The times are different because our way of evolving has changed. Relationships and institutions that are built on old values and perceptions have increasingly become dysfunctional, and this is now impossible to ignore. These growing dysfunctions are not limited to America. They are appearing worldwide. The old perceptions include power as the ability to manipulate and control, and the old values are competition, discord, hoarding, and exploitation -- of one another, the Earth, and all else that can be exploited. All of this has now become obsolete and counterproductive to our evolution. New perceptions that are emerging in their place include power as the alignment of the personality with the soul, and our new values are becoming harmony, cooperation, sharing, and reverence for Life. Our evolution now requires these things. In other words, old ways no longer work, and that is why anger and rage at self-serving individuals and institutions is useless and destructive. It produces only more of the same -- anger, rage, and self-service. It imposes one will upon another, and that now prevents our evolution.

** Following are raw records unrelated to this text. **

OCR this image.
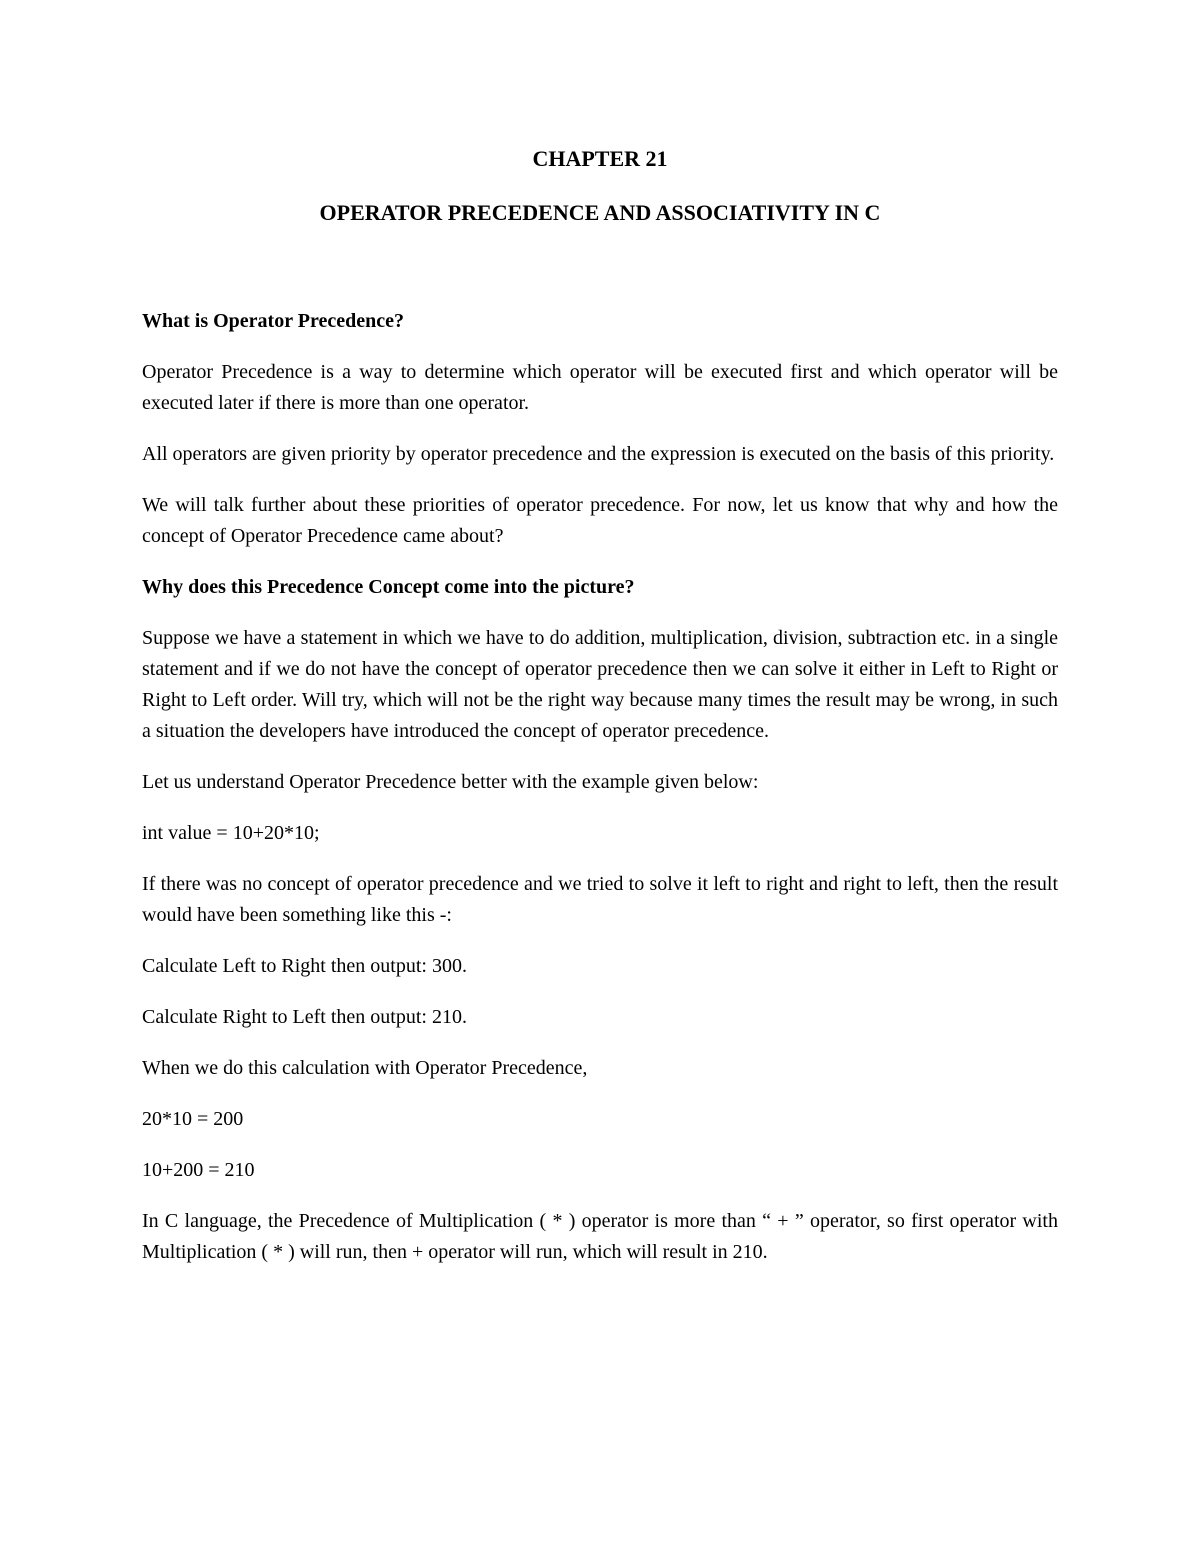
CHAPTER 21

OPERATOR PRECEDENCE AND ASSOCIATIVITY IN C

What is Operator Precedence?

Operator Precedence is a way to determine which operator will be executed first and which operator will be executed later if there is more than one operator.

All operators are given priority by operator precedence and the expression is executed on the basis of this priority.

We will talk further about these priorities of operator precedence. For now, let us know that why and how the concept of Operator Precedence came about?

Why does this Precedence Concept come into the picture?

Suppose we have a statement in which we have to do addition, multiplication, division, subtraction etc. in a single statement and if we do not have the concept of operator precedence then we can solve it either in Left to Right or Right to Left order. Will try, which will not be the right way because many times the result may be wrong, in such a situation the developers have introduced the concept of operator precedence.

Let us understand Operator Precedence better with the example given below:

int value = 10+20*10;

If there was no concept of operator precedence and we tried to solve it left to right and right to left, then the result would have been something like this -:

Calculate Left to Right then output: 300.

Calculate Right to Left then output: 210.

When we do this calculation with Operator Precedence,

20*10 = 200

10+200 = 210

In C language, the Precedence of Multiplication ( * ) operator is more than “ + ” operator, so first operator with Multiplication ( * ) will run, then + operator will run, which will result in 210.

Our new way of evolving has created a startling insight: If we have no compassion for those who have no compassion, we become like them. We contribute the same as they to the human experience. We fuel them. They become proxy actors for our own greed, righteousness, opportunism, and lack of compassion. Even more startling is a new perception of social activism is emerging - the creation of compassion in myself. To consciously develop the abilities to think, speak, and act without making others villains for the unavoidable reason that when we see others as villains -- no matter how callous, self-serving, brutal, or destructive their actions are -- we see ourselves as victims.

Developing compassion for Congress and politicians is a good way to begin practicing the new social activism, if you want to make effective changes in the world. Perhaps the most startling new insight of all is that there is no other way to effectively change the world.